Après l’expérience du passé, comment ne sent-on pas qu’en dehors de la propriété pure et simple, toute concession faite aux auteurs sera toujours considérée comme un privilége ; que les priviléges sont odieux, et que cette idée de privilége a été de tout temps le prétexte et l’excuse de la contrefaçon, la cause des incertitudes qui égarent l’opinion publique ? Prendre le bien d’autrui, c’est un vol, un acte odieux ; mais enfreindre un privilége, c’est rentrer dans le droit commun. Le contrefacteur est une victime de la légalité, un ennemi du monopole ; l’opinion en fait un personnage intéressant.
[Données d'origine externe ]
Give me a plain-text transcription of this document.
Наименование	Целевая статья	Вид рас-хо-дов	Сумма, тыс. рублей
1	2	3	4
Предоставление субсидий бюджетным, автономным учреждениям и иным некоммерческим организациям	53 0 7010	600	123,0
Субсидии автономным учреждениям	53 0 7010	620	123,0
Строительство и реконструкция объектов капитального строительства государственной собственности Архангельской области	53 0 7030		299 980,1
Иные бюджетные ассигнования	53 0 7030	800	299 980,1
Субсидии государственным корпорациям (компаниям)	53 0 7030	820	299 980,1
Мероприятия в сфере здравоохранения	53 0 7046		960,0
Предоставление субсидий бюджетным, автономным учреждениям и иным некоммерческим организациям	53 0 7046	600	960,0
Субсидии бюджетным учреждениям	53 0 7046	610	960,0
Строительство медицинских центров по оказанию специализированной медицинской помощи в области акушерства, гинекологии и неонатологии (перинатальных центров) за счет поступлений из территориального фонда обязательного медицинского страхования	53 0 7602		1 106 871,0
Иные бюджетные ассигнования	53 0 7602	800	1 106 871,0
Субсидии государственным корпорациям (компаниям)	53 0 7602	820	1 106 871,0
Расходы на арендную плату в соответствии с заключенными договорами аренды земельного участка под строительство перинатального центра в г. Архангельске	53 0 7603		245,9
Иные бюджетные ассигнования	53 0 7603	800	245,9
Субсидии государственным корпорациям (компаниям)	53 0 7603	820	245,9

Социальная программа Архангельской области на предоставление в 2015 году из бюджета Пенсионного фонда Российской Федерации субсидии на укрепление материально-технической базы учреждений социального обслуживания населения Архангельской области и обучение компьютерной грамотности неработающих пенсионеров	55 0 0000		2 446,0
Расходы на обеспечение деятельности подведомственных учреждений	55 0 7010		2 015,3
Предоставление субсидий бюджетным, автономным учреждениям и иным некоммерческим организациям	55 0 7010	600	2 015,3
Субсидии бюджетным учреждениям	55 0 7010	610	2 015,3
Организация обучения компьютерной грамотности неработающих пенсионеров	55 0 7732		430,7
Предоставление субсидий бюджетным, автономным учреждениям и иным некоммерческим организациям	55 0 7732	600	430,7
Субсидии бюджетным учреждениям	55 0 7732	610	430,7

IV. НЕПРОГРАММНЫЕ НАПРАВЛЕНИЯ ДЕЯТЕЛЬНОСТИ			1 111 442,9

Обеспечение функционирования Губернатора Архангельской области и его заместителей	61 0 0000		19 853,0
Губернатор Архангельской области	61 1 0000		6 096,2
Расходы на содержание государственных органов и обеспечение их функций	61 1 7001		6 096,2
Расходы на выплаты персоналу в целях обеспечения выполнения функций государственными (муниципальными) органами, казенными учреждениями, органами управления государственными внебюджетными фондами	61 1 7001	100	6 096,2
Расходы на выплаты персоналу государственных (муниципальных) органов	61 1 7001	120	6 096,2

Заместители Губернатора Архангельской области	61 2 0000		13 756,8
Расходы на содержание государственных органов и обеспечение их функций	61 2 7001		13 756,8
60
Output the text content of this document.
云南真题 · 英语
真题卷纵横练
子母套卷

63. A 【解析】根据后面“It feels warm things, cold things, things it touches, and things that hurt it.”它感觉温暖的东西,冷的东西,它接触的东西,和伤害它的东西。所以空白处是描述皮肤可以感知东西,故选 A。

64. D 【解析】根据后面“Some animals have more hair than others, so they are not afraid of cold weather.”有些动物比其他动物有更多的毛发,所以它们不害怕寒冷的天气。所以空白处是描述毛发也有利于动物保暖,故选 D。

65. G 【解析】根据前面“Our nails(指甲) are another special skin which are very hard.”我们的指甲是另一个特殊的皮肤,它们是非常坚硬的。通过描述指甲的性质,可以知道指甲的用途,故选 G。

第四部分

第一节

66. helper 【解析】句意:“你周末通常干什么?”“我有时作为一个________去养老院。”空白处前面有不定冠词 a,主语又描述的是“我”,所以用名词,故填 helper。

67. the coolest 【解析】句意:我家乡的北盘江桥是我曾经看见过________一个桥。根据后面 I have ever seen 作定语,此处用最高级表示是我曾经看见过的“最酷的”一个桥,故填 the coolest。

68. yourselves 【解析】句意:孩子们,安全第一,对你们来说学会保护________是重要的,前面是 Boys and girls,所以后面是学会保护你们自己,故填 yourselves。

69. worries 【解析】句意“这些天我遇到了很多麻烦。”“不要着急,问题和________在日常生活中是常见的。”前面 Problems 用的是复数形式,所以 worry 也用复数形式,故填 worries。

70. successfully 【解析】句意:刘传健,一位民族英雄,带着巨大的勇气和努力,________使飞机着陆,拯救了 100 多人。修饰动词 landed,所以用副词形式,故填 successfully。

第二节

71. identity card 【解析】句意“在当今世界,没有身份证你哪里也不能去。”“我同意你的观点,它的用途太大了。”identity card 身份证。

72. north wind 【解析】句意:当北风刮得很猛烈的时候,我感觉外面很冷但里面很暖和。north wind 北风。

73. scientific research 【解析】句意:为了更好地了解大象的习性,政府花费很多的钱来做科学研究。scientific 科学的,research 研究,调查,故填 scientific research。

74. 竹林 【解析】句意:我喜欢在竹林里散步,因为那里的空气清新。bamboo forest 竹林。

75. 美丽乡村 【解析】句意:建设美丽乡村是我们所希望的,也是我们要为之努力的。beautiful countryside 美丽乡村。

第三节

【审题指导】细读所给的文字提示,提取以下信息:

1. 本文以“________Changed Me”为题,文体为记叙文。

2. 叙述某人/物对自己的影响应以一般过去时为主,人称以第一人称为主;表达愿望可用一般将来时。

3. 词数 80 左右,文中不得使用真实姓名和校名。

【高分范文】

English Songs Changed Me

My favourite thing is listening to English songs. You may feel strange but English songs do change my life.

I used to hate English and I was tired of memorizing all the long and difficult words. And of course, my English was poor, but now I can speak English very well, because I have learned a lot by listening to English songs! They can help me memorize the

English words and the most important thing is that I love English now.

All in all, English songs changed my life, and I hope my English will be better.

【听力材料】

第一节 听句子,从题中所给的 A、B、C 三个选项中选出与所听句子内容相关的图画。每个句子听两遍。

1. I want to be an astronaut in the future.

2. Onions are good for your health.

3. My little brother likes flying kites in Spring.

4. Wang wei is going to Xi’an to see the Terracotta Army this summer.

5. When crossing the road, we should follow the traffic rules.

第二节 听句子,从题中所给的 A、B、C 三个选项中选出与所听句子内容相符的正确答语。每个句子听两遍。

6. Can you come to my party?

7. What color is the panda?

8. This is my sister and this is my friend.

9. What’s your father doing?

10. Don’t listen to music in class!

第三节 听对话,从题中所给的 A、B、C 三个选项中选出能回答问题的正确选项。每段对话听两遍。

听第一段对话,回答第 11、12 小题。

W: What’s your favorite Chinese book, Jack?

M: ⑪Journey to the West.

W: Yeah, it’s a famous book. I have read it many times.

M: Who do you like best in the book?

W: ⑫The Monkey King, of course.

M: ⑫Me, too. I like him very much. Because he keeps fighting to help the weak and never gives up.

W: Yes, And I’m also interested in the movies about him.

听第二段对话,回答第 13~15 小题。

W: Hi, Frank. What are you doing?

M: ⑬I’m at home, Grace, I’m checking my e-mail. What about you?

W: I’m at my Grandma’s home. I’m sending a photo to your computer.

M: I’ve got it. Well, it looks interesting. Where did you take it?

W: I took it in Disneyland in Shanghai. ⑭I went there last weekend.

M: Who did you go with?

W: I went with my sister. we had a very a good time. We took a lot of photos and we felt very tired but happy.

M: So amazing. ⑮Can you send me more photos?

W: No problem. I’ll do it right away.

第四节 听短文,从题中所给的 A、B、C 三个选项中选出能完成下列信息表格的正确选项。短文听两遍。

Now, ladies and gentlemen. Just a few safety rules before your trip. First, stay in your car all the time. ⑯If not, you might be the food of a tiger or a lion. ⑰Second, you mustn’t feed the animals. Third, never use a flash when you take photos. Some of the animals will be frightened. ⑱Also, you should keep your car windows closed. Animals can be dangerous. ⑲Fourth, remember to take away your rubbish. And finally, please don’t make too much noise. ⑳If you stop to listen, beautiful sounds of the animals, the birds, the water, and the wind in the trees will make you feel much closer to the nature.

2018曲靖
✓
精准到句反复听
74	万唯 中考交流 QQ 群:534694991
On peut donc affirmer que, loin d’assurer la propriété littéraire, la rétribution payée aux héritiers des auteurs par le domaine public payant, ne ferait que la compromettre. Ce serait jeter sur elle l’odieux d’un privilége et d’un monopole ; à la première émotion, on la supprimerait comme on a fait en 1793, au nom du droit commun et de l’égalité. Si vous voulez qu’on n’attente pas au droit des auteurs, reconnaissez que ce droit est une propriété ; si c’est une propriété, respectez-la comme toute autre propriété. En dehors de cette situation simple et nette, tout est chimère et danger.